Le soleil est source de chaleur, de lumière et de vie. Il est l’élément incontournable pour que la vie puisse croître sur terre. Les rayons du soleil, graphiquement figurés par la rune germano-nordique Sowilo, sont une image de l’influence rayonnante, fécondante, et spirituelle de l’astre-roi. Le soleil vivifie, et son rayonnement est l’extension du point principiel d’où part tout mouvement, du centre de la roue solaire. Dans la tradition védique des Indo-Aryens, le soleil est représenté immobile au zénith, il est à son apogée, au centre du ciel. On le nomme “le coeur du monde” ou encore “l’oeil du monde”. Dans ce rôle symbolique central et immuable, le soleil est figuré au sommet de l’arbre cosmique, l’axis mundi des Romains ou l’Irminsul des Germains. Chez les Indo-Aryens, le soleil est la demeure de Brahma, il est l’esprit universel. Les mouvements solaires en relation avec les cycles cosmiques sont quant-à eux figurés par le char solaire dont les roues représentent le soleil proprement dit. Les traditions païennes regorgent de représentations de chars solaires, dont voici quelques exemples: Sûrya chez les Indo-Aryens, chars solaires de l’âge du bronze comme celui de Trundholm au Danemark, Apollon et Hélios chez les Grecs et Romains, Sól chez les Nordiques, etc… 

 

La lumière rayonnée par le soleil est la connaissance liée à l’aspect solaire de l’être, il est une image de la raison. Le soleil est l’intelligence cosmique, la demeure de la connaissance. Des cités dédiées au soleil comme Héliopolis étaient considérées comme un centre spirituel primordial. Le soleil est le siège du législateur cyclique. Dans la tradition gréco-romaine, Apollon est un Dieu solaire par excellence, tout en lui rappelle son lien intime avec le soleil. Il gouverne la raison de l’être, ses cheveux sont blonds, il est lumineux, ses flèches figurent les rayons solaires, et il retourne cycliquement au pays nordique des Hyperboréens lorsque le soleil se retire dans ses phases hivernales. Le Dieu Hélios est quant-à lui l’incarnation même du soleil. Dans la Rome païenne existait également le culte à Sol Invictus, au soleil invaincu, et à Sol Natalis, au soleil naissant. Ces deux aspects du soleil se célébraient particulièrement au moment des soltices, instants qui marquent les tournants du cycle solaire.
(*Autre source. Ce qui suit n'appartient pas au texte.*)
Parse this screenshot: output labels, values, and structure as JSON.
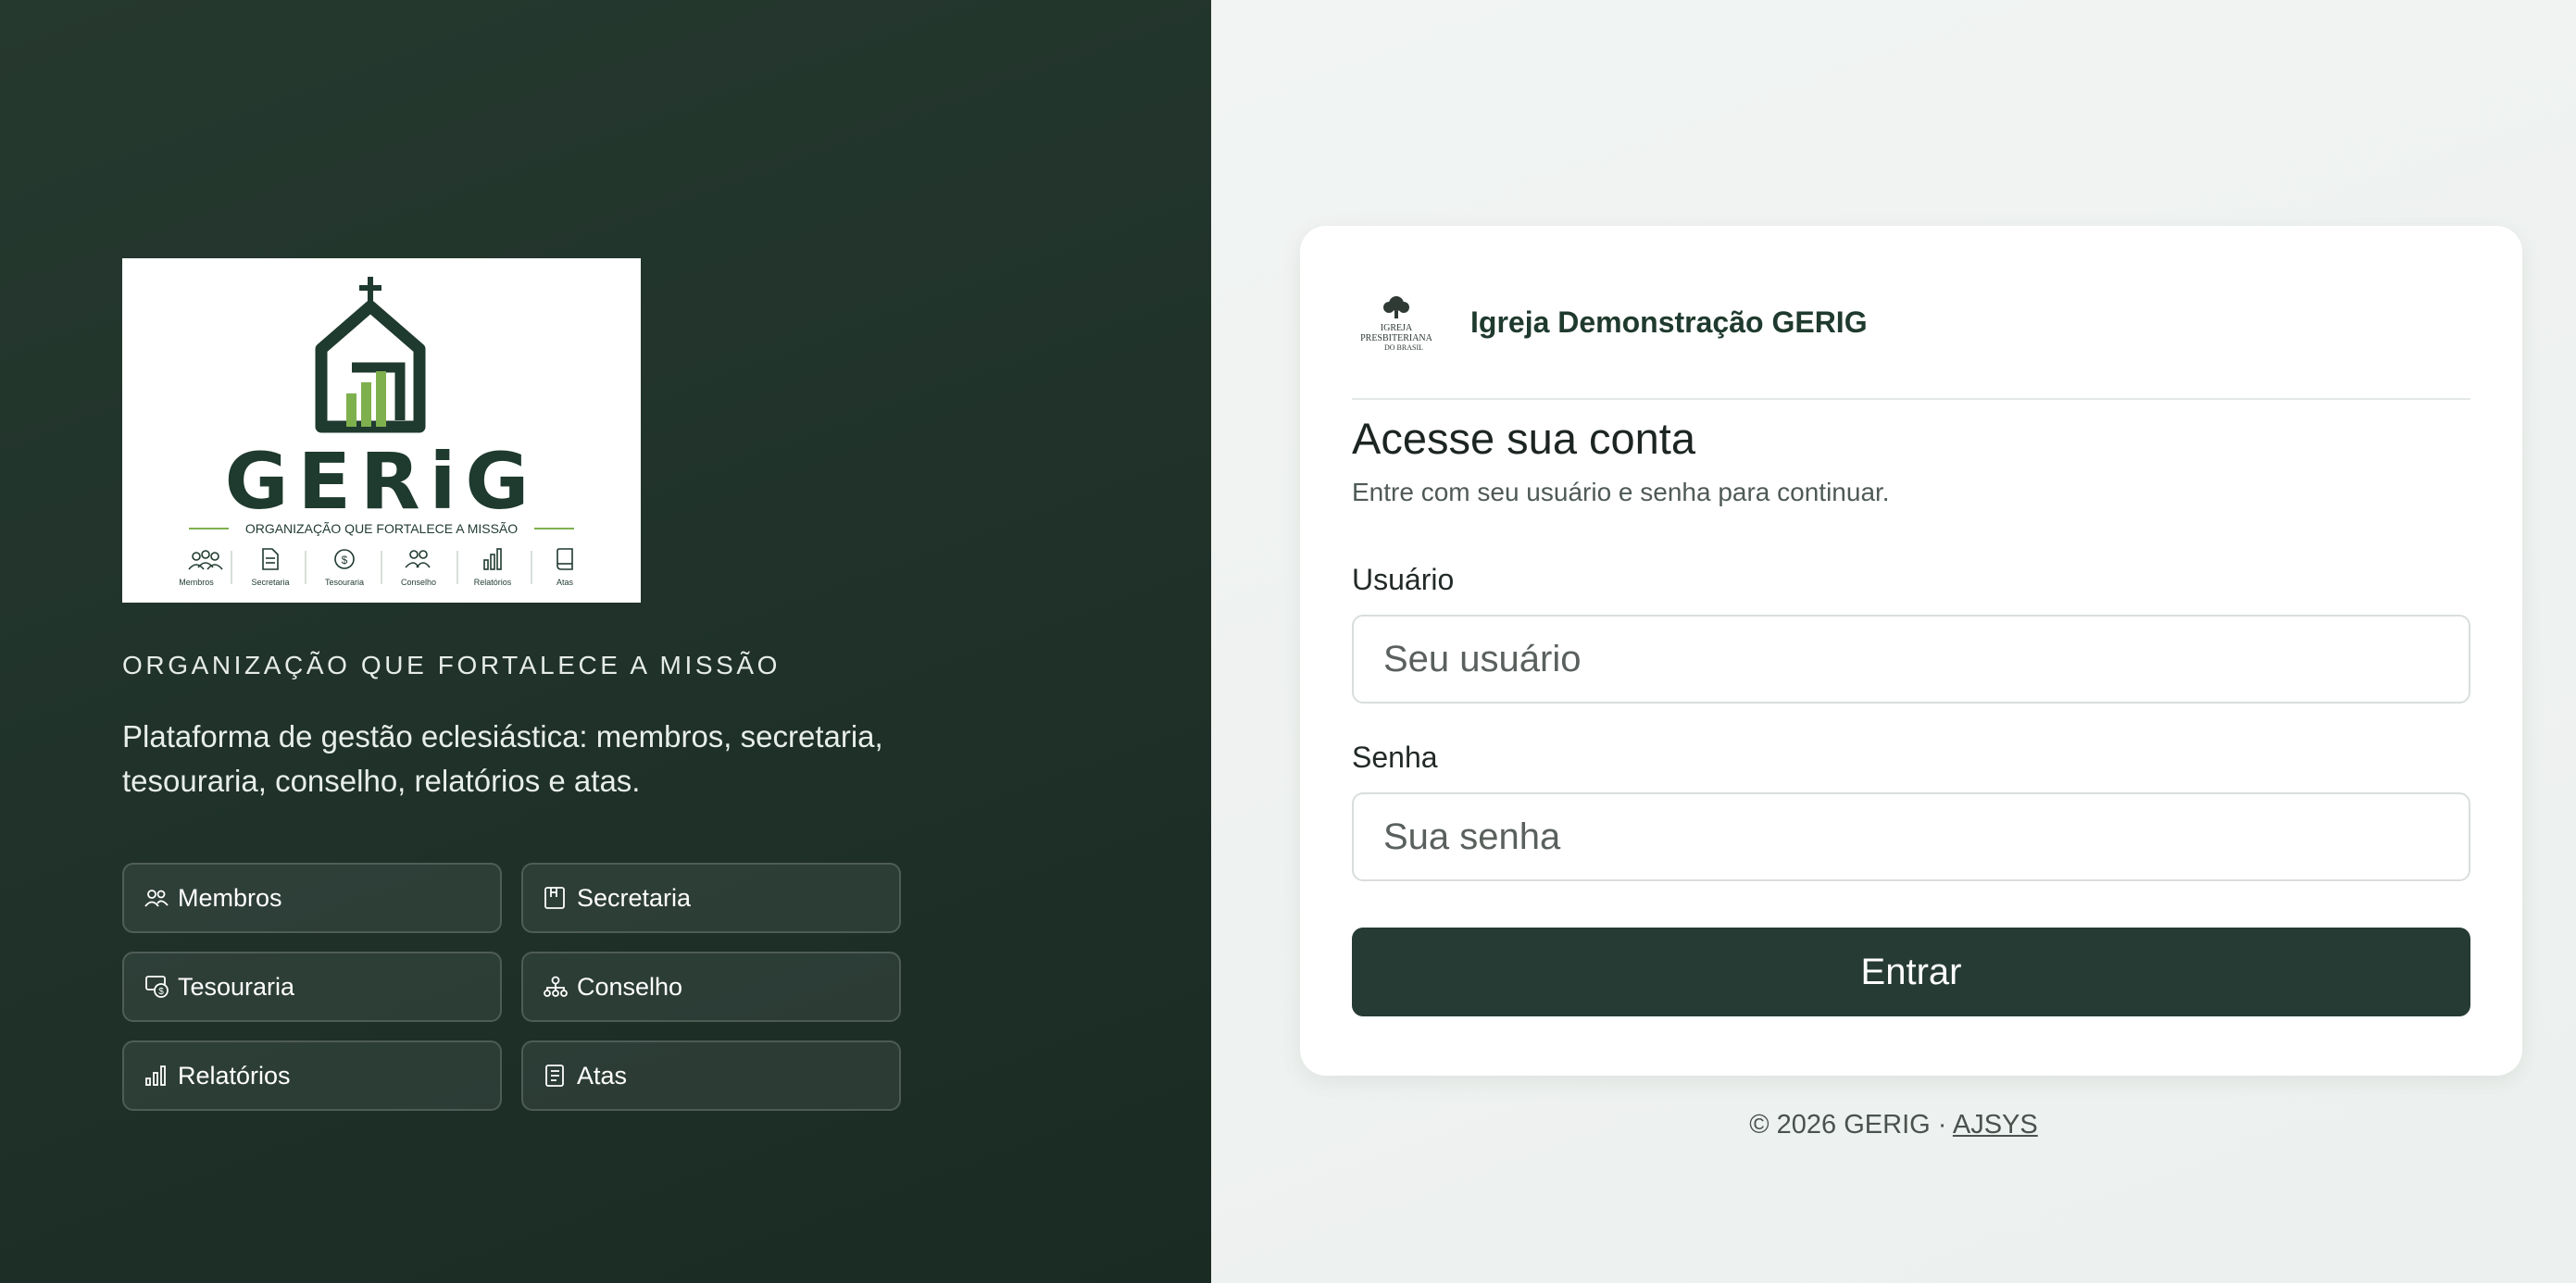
{
  "left": {
    "logo": {
      "wordmark": "GERiG",
      "tagline": "ORGANIZAÇÃO QUE FORTALECE A MISSÃO",
      "icons": [
        {
          "icon": "people-icon",
          "label": "Membros"
        },
        {
          "icon": "document-icon",
          "label": "Secretaria"
        },
        {
          "icon": "dollar-icon",
          "label": "Tesouraria"
        },
        {
          "icon": "group-icon",
          "label": "Conselho"
        },
        {
          "icon": "bar-chart-icon",
          "label": "Relatórios"
        },
        {
          "icon": "book-icon",
          "label": "Atas"
        }
      ]
    },
    "tagline": "ORGANIZAÇÃO QUE FORTALECE A MISSÃO",
    "description": "Plataforma de gestão eclesiástica: membros, secretaria, tesouraria, conselho, relatórios e atas.",
    "modules": [
      {
        "icon": "people-icon",
        "label": "Membros"
      },
      {
        "icon": "book-icon",
        "label": "Secretaria"
      },
      {
        "icon": "cash-icon",
        "label": "Tesouraria"
      },
      {
        "icon": "hierarchy-icon",
        "label": "Conselho"
      },
      {
        "icon": "bar-chart-icon",
        "label": "Relatórios"
      },
      {
        "icon": "notes-icon",
        "label": "Atas"
      }
    ],
    "colors": {
      "background": "#1f3129",
      "accent_green": "#7fb04e",
      "dark_green": "#1f3a2e"
    }
  },
  "card": {
    "church_logo": {
      "line1": "IGREJA",
      "line2": "PRESBITERIANA",
      "line3": "DO BRASIL"
    },
    "church_name": "Igreja Demonstração GERIG",
    "title": "Acesse sua conta",
    "subtitle": "Entre com seu usuário e senha para continuar.",
    "username": {
      "label": "Usuário",
      "placeholder": "Seu usuário",
      "value": ""
    },
    "password": {
      "label": "Senha",
      "placeholder": "Sua senha",
      "value": ""
    },
    "submit_label": "Entrar",
    "colors": {
      "button": "#263b33"
    }
  },
  "footer": {
    "copyright": "© 2026 GERIG · ",
    "link": "AJSYS"
  }
}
Chez les Romains, le culte tardif au Dieu Mithra reprit cette symbolique solaire du soleil invaincu et naissant. Le soleil est par analogie un symbole du roi du monde et de l’empire. C’est ainsi qu’on le retrouve dans les blasons des grands empires et royaumes. Le soleil associé à l’aigle relève d’un symbolisme purement impérial. Quant-à l’or, il est nommé le soleil des métaux. L’or fut utilisé dans les différents cultes solaires ainsi que pour les bijoux portés par les élites des sociétés païennes. Et même les chrétiens, toujours prompts à récupérer et à dénaturer les anciens symboles païens, ne purent s’empêcher de reprendre ce symbolisme solaire en représentant leur jésus comme un soleil central entouré des rayons figurés par les douze apôtres, sans parler de l’auréole qui est un symbole solaire évident. Les juifs aussi avaient fait de la récupération symbolique, vu que le grand prêtre des anciens Hébreux portait sur la poitrine un disque d’or, symbole du soleil divin. 

 

Les Romains considéraient le soleil comme le principe mâle actif, et la lune comme le principe féminin passif, car en effet, la lumière lunaire n’est que le reflet de celle originelle du soleil. Le soleil était “le spiritus” (l’esprit), tandis que la lune était “l’anima” (l’âme). Cette dualité actif-passif, mâle-femelle, soleil-lune, est également reflétée par d’autres dualités comme feu-eau, coeur-cerveau, oeil droit (soleil) et oeil gauche (lune). Cette dualité n’a bien-sûr rien de commun avec le dualisme monothéisant du zoroastrisme ou du manichéisme. Ces deux courants religieux opposaient violemment les forces solaires et lunaires, c’est le dualisme. Alors que la dualité n’est pas une oppostion, mais une union de forces complémentaires.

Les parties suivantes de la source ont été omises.